Cancer Res 2009 Jan;69(1):235-42
Department of Medicine I, Division: Institute of Cancer Research, Medical University of Vienna, Borschkegasse 8a, Vienna, Austria.
Recently, we found epigenetic silencing of the Ras effector genes NORE1B and/or RASSF1A in 97% of the hepatocellular carcinoma (HCC) investigated. This is strong evidence that the two genes are of major significance in hepatocarcinogenesis. Although RASSF1A serves as a tumor suppressor gene, the functions of NORE1B are largely unknown. Here, we studied the role of NORE1B for growth and transformation of cells.
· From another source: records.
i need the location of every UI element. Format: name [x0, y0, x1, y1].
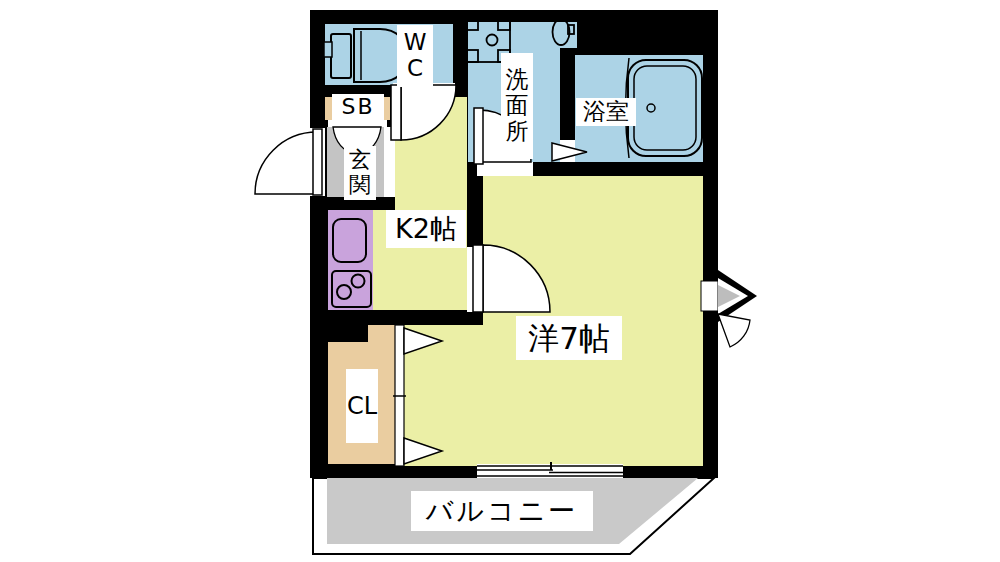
entrance-door-leaf [313, 129, 322, 195]
washroom-label: 洗面所 [501, 53, 533, 159]
closet-label: CL [346, 369, 378, 443]
shoe-box-gap [328, 120, 387, 127]
wc-label: WC [397, 25, 433, 87]
entrance-door-swing-icon [255, 132, 317, 194]
sliding-window-icon [477, 462, 623, 478]
closet-floor-upper [368, 325, 395, 342]
room-door-leaf [473, 245, 483, 312]
entrance-label: 玄関 [344, 146, 376, 200]
floor-plan-drawing [0, 0, 1000, 562]
kitchen-door-leaf [391, 85, 401, 140]
washroom-doorway [477, 162, 533, 176]
washroom-door-leaf [474, 108, 483, 164]
bathroom-label: 浴室 [576, 98, 636, 126]
kitchen-label: K2帖 [386, 210, 466, 248]
floor-plan: WC 洗面所 浴室 SB 玄関 K2帖 洋7帖 CL バルコニー [0, 0, 1000, 562]
balcony-label: バルコニー [411, 491, 593, 531]
shoe-box-label: SB [332, 94, 384, 120]
western-room-label: 洋7帖 [516, 316, 622, 360]
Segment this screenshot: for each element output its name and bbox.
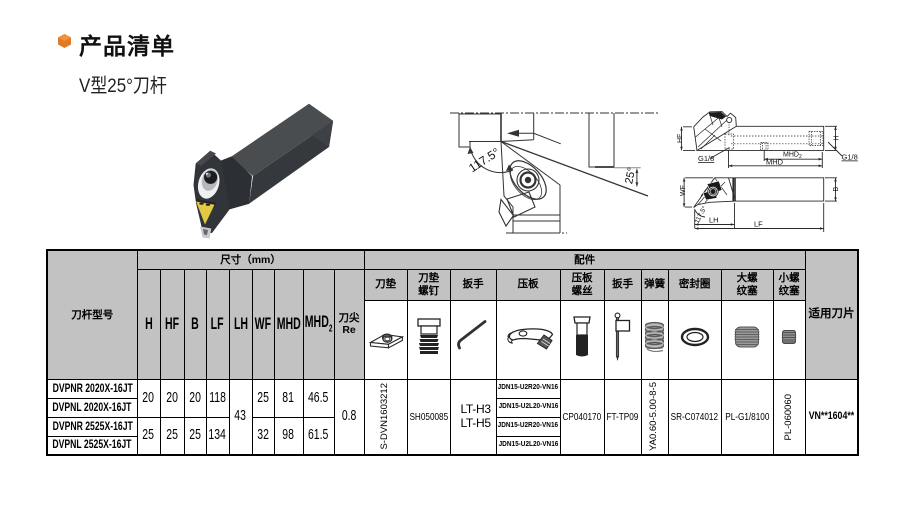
svg-text:117.5°: 117.5° xyxy=(466,145,502,175)
svg-text:MHD: MHD xyxy=(766,157,784,166)
svg-text:LH: LH xyxy=(709,216,719,225)
svg-text:B: B xyxy=(833,187,840,192)
svg-text:25°: 25° xyxy=(623,166,638,185)
svg-text:G1/8: G1/8 xyxy=(842,153,858,162)
svg-text:117.5°: 117.5° xyxy=(693,204,709,224)
svg-text:MHD2: MHD2 xyxy=(783,152,802,161)
svg-text:G1/8: G1/8 xyxy=(698,154,714,163)
svg-text:LF: LF xyxy=(754,220,763,229)
svg-text:WF: WF xyxy=(680,185,687,196)
svg-text:HF: HF xyxy=(677,134,684,143)
svg-text:H: H xyxy=(834,135,841,140)
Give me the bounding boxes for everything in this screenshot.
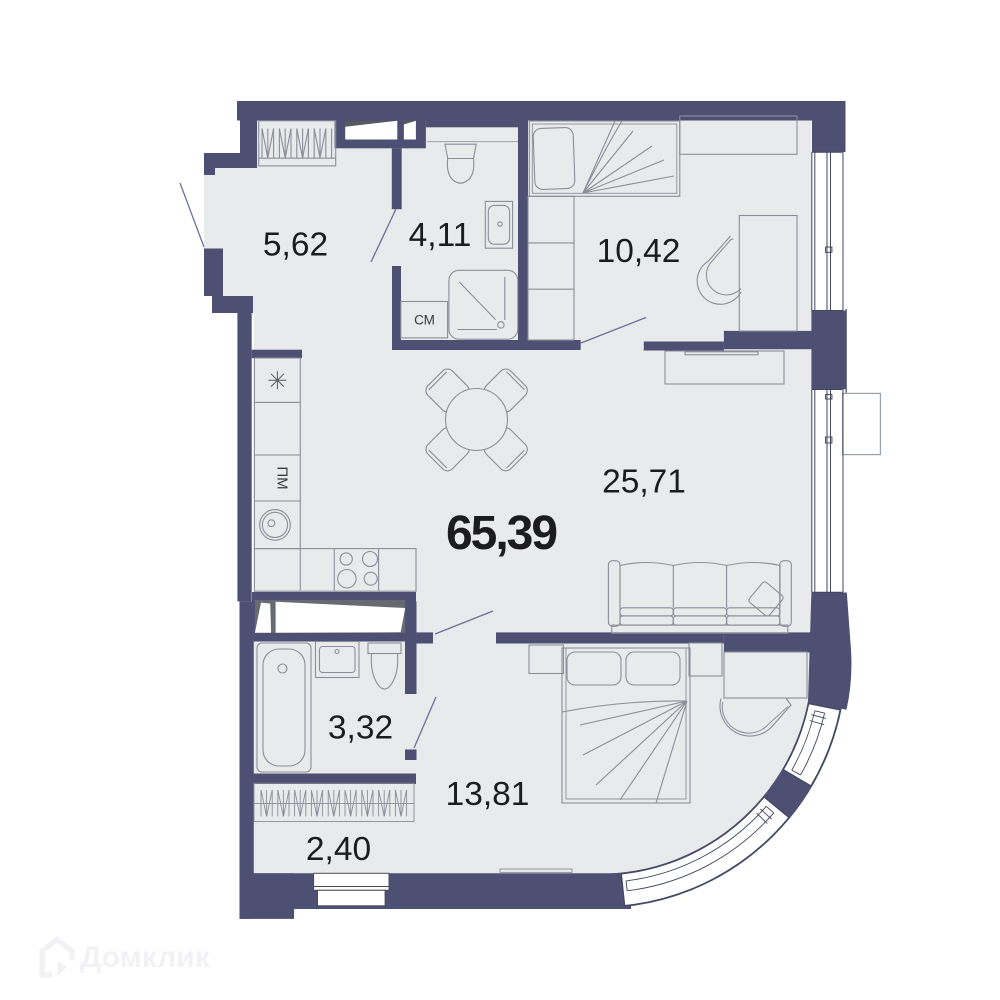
svg-text:10,42: 10,42 <box>597 233 681 270</box>
svg-text:4,11: 4,11 <box>409 217 472 254</box>
svg-text:СМ: СМ <box>414 313 435 328</box>
svg-text:13,81: 13,81 <box>446 776 530 813</box>
svg-text:Домклик: Домклик <box>80 941 211 974</box>
svg-text:5,62: 5,62 <box>263 227 328 264</box>
svg-text:3,32: 3,32 <box>328 710 393 747</box>
svg-text:25,71: 25,71 <box>602 464 686 501</box>
svg-text:65,39: 65,39 <box>446 507 556 560</box>
svg-text:2,40: 2,40 <box>306 831 371 868</box>
svg-text:ПМ: ПМ <box>273 466 290 489</box>
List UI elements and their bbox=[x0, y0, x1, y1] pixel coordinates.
To understand the molecular mechanisms of action of the gene, we used the wild-type form and deletion mutants without the NH(2) terminus and CENTRAL domain, the Ras association (RA) domain, or the COOH-terminal SARAH-domain. Intact RA and SARAH-domains were found to be necessary for NORE1B (a) to increase the G(0)-G(1) fraction in hepatoma cells, (b) to suppress c-Myc/Ha-Ras-induced cell transformation, and (c) to interact closely with RASSF1A, as determined with fluorescence resonance energy transfer. In further studies, cell cycle delay by NORE1B was equally effective in hepatocyte cell lines with wild-type or mutant Ras suggesting that NORE1B does not interact with either Ras. In conclusion, NORE1B suppresses replication and transformation of cells as effectively as RASSF1A and thus is a putative tumor suppressor gene. NORE1B interacts physically with RASSF1A and functional loss of one of the interacting partners may lead to uncontrolled growth and transformation of hepatocytes. This may explain the frequent epigenetic silencing of NORE1B and/or RASSF1A in HCC.